Some basic benchmarking:

In [10]: I = np.zeros((10000, 3, 3), dtype="uint8")

In [11]: x, y, _ = I.shape

In [12]: idxs = np.arange(y)

In [13]: %timeit I[..., idxs, idxs] = np.arange(x * y).reshape(x, y)
26.6 µs ± 61.7 ns per loop (mean ± std. dev. of 7 runs, 10000 loops each)

CodePudding user response:

np.einsum should be rather efficient here:

a=np.arange(6).reshape(2,3,1)
I=np.zeros((2,3,3))

np.einsum("ijj->ij",I)[...] = a[...,0]

I
# array([[[0., 0., 0.],
#         [0., 1., 0.],
#         [0., 0., 2.]],
#
#        [[3., 0., 0.],
#         [0., 4., 0.],
#         [0., 0., 5.]]])

Simple benchmarking:

import numpy as np
from timeit import timeit

def embed_einsum(a):
    n,m = a.shape
    out = np.zeros((n,m,m),a.dtype)
    np.einsum("ijj->ij",out)[...] = a                        
    return out

def embed_fancy_idx(a):
    n,m = a.shape
    out = np.zeros((n,m,m),a.dtype)
    idx = np.arange(m)
    out[:,idx,idx] = a
    return out

a = np.arange(6).reshape(2,3)
assert (embed_einsum(a)==embed_fancy_idx(a)).all()

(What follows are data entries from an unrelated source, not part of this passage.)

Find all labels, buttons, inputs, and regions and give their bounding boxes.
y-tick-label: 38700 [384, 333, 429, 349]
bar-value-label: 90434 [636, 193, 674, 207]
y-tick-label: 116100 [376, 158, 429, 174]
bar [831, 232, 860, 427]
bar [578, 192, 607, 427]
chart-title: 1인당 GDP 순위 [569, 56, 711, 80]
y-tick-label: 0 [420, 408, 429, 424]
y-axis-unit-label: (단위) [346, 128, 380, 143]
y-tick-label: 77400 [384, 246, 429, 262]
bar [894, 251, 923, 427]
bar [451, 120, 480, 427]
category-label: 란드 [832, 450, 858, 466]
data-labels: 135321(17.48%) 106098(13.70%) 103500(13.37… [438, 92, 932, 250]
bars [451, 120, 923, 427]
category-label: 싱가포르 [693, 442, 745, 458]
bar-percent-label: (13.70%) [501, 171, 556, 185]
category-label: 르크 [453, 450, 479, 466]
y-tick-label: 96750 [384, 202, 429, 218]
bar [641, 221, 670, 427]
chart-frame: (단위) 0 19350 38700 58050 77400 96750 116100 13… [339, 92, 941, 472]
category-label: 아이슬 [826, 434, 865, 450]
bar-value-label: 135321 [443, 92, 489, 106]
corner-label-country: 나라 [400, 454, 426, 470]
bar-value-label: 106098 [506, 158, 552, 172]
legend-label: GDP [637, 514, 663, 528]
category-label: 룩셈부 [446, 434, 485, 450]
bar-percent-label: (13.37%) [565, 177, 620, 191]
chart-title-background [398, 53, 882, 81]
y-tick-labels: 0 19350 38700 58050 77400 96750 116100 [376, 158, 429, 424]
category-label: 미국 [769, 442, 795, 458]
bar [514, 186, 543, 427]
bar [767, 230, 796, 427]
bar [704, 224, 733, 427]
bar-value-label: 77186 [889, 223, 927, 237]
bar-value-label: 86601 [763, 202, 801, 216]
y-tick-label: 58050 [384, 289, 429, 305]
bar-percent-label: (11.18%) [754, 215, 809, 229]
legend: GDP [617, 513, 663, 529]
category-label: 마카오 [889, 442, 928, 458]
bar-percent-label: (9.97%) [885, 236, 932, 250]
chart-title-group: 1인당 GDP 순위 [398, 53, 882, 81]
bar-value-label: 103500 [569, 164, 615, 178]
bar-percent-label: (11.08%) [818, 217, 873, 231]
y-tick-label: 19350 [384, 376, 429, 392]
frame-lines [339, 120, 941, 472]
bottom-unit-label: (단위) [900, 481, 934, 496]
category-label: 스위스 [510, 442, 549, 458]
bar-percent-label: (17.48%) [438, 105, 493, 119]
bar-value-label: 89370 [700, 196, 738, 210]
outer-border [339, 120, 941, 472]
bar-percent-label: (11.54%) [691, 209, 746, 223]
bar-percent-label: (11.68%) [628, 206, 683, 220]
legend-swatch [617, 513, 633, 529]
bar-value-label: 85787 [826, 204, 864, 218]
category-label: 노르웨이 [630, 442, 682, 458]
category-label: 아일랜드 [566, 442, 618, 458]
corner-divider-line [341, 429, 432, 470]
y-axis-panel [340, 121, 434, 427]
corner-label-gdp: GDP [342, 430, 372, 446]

for a in (np.arange(3*n).reshape(n,3) for n in (2,200,20000,2000000)):
          print("a.shape =",a.shape)
          print('einsum',timeit(lambda:embed_einsum(a),number=10)*100,'ms')
          print('fancy indexing',
                timeit(lambda:embed_fancy_idx(a),number=10)*100,'ms')

Result:

a.shape = (2, 3)
einsum 0.004329100192990154 ms
fancy indexing 0.005347799742594361 ms
a.shape = (200, 3)
einsum 0.00677639982313849 ms
fancy indexing 0.005546100146602839 ms
a.shape = (20000, 3)
einsum 0.30451889979303814 ms
fancy indexing 0.2589278003142681 ms
a.shape = (2000000, 3)
einsum 57.06863939994946 ms
fancy indexing 106.78901110004517 ms

einsum comes out on top for very large operands, but @ddejohn's method is faster for up to ~100000 elements on my rig.